Sinopharm didn’t explain the discrepancy between the UAE efficacy figure and its own, which was based on interim analysis of Phase III clinical trial data; the firm told Reuters it would release detailed results at a later date, but didn’t specify when that would be.

The company hasn’t yet received government approval for the widespread use of its vaccine in China, but people in high-risk groups have been receiving shots of the Sinopharm COVID-19 vaccine since July under China’s emergency-use program. Sinopharm said in November that around 1 million people in China received shots of its vaccine candidate under the emergency use scheme.

Sinopharm said it will be able to produce 1 billion doses of its vaccine in 2021. Unlike the leading COVID-19 vaccines produced by Pfizer and Moderna, Sinopharm’s vaccine doesn’t require expensive cold-chain shipping networks, meaning storage and distribution of Sinopharm’s vaccine will be cheaper and more accessible to lower- and middle-income countries.

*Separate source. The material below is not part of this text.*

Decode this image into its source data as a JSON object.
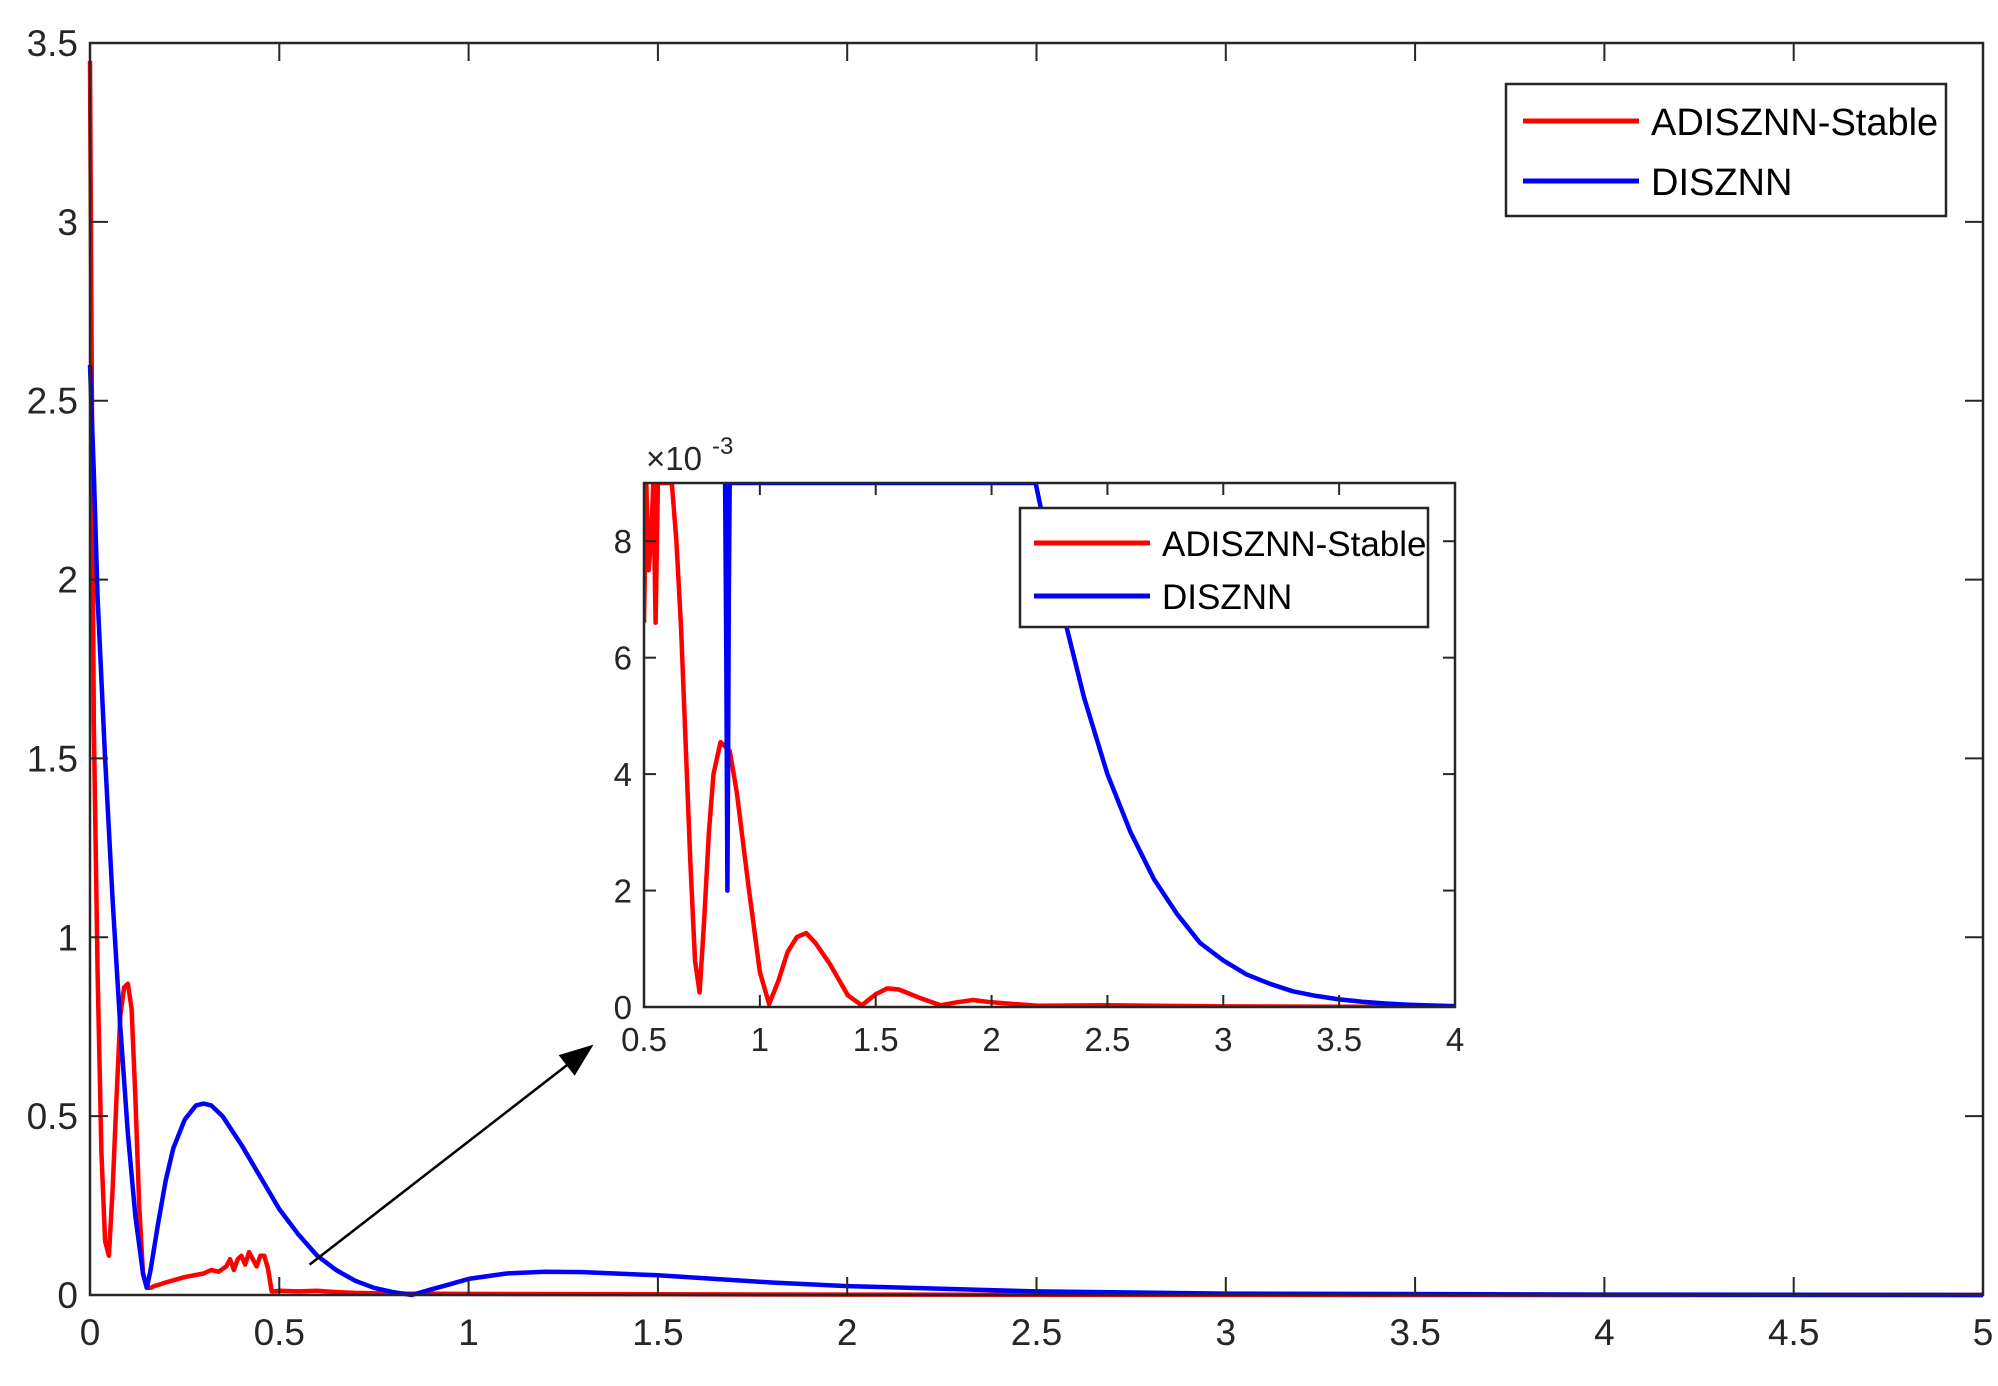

Indonesia, for example—the world’s fourth-most populous country—doesn’t have the cold-chain infrastructure required to store and distribute the Pfizer and Moderna vaccines, but it does have the technology required to distribute Sinopharm’s vaccine.

The U.K. on Wednesday became the first country in the world to authorize the Oxford-AstraZeneca COVID-19 vaccine, which like Sinopharm’s vaccine, doesn’t require cold-chain storage and so is cheaper and easier to store and distribute than the Pfizer and Moderna vaccines.